Find tools to be the authentic you.

For Jamie, the idea of being true to yourself is the key to any success. We all know it’s easy to slip off the balance beam. In this very personal presentation, Jamie describes the challenges in her own life – including a high school trauma, divorce, cancer, a severe allergic reaction which almost killed her, and one son’s teenage battle with alcohol and another with depression. 

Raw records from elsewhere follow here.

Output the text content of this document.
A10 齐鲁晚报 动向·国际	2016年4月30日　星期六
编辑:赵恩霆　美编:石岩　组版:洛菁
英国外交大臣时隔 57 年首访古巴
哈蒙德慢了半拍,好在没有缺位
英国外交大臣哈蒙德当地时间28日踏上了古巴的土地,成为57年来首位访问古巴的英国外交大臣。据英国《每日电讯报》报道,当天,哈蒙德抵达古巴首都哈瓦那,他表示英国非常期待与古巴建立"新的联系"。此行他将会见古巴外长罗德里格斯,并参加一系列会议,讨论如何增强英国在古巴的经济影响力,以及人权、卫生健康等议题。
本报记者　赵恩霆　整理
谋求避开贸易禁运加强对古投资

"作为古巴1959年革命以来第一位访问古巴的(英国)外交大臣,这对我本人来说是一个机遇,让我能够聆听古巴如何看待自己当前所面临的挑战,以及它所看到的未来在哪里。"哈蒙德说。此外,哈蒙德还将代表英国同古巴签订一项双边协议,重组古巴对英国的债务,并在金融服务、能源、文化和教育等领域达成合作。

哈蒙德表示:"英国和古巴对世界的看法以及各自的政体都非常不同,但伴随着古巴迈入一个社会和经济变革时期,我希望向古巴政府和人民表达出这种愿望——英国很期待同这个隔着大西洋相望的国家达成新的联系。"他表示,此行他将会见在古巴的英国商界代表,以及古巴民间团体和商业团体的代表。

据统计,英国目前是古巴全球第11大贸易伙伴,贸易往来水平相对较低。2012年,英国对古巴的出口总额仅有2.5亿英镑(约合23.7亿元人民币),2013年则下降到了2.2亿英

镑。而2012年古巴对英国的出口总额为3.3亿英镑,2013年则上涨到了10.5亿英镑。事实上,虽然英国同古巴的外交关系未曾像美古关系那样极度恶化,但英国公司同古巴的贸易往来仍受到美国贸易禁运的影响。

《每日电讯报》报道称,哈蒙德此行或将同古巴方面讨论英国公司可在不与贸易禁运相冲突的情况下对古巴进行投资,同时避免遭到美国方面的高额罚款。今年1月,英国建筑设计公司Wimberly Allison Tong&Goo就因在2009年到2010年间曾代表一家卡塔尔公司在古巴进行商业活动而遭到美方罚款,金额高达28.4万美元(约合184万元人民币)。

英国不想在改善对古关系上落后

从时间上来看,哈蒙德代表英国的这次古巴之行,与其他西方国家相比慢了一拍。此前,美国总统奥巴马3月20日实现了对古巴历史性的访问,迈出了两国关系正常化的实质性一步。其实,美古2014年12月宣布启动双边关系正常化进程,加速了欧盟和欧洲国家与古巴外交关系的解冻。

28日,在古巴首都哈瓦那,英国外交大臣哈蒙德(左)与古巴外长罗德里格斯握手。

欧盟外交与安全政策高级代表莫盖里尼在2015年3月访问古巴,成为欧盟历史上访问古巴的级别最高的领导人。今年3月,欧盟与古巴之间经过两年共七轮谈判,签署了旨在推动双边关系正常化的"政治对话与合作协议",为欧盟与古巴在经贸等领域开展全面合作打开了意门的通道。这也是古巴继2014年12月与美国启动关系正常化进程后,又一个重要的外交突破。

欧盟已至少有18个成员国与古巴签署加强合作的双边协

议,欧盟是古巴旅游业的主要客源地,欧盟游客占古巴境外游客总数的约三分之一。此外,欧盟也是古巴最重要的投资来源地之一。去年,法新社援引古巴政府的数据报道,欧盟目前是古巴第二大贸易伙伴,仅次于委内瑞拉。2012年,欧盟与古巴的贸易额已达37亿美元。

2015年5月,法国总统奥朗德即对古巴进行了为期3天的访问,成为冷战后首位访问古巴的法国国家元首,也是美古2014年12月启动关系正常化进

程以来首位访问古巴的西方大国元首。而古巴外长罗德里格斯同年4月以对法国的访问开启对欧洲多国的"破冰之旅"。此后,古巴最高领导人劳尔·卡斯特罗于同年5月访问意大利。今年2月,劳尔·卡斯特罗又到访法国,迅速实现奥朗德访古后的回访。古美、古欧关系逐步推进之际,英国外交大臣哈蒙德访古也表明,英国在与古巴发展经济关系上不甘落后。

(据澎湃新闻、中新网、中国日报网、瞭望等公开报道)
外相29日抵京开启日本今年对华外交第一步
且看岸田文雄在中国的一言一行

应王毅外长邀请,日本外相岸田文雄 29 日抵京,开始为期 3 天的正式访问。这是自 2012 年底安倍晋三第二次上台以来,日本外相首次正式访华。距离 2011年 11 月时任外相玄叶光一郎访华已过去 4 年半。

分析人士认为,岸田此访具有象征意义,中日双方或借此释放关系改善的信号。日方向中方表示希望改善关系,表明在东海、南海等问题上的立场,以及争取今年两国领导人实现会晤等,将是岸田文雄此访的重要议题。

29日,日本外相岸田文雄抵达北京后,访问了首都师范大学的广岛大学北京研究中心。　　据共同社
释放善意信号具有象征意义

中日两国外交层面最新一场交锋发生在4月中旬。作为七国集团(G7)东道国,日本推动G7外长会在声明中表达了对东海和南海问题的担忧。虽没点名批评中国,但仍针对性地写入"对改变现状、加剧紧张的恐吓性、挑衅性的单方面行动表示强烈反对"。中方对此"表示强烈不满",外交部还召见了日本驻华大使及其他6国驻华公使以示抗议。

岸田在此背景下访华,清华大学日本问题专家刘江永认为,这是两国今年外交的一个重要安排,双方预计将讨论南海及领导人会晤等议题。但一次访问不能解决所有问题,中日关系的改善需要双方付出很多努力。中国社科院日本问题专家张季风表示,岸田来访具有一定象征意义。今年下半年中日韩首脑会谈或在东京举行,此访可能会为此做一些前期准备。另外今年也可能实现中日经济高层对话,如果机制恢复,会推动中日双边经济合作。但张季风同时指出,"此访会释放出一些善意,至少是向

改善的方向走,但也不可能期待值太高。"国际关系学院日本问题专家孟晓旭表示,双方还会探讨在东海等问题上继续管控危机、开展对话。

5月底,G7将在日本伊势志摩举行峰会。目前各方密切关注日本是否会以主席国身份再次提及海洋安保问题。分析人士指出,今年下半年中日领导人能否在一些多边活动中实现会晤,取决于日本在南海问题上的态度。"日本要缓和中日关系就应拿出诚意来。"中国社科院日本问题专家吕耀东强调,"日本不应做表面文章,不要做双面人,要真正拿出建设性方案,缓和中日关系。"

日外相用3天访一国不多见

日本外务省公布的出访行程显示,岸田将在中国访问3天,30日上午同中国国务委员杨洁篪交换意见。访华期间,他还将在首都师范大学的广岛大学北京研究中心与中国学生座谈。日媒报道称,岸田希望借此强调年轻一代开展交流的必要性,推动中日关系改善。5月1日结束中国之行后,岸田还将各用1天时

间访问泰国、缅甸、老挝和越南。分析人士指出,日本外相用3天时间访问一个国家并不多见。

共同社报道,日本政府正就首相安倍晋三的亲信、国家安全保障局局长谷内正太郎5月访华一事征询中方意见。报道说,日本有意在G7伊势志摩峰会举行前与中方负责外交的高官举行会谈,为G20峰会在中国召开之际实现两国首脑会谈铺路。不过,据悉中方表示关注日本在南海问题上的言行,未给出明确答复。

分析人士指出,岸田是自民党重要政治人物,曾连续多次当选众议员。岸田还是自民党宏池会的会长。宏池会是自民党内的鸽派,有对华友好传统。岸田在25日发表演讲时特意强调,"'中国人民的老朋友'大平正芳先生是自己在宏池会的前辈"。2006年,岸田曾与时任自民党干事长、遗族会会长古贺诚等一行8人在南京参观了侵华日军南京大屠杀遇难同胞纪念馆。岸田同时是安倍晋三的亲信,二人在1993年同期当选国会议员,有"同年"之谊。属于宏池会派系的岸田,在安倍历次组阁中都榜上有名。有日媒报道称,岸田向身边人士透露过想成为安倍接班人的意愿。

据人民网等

Learning to find the tools to being authentic has been Jamie’s ongoing commitment to life. Whether it’s exercising at 6 a.m. before a day full of meetings, hanging out with old friends at a rock concert, reading an inspirational quote, or writing a new book, Jamie is on it.

Her audiences know it and feel it, so that they, too, can meet life’s challenges with creativity and passion in order to keep doing you.

You, too, can meet life’s challenges with creativity and passion in order to keep doing you!

“Sometimes we need someone like Jamie to reflect back to us that staying true to our ourselves, including our passions and commitments, overrides worries and fears.” 

“Hearing how Jamie overcame personal adversities through both hard work, but also through deep connections with friends and other support systems, was enormously helpful.”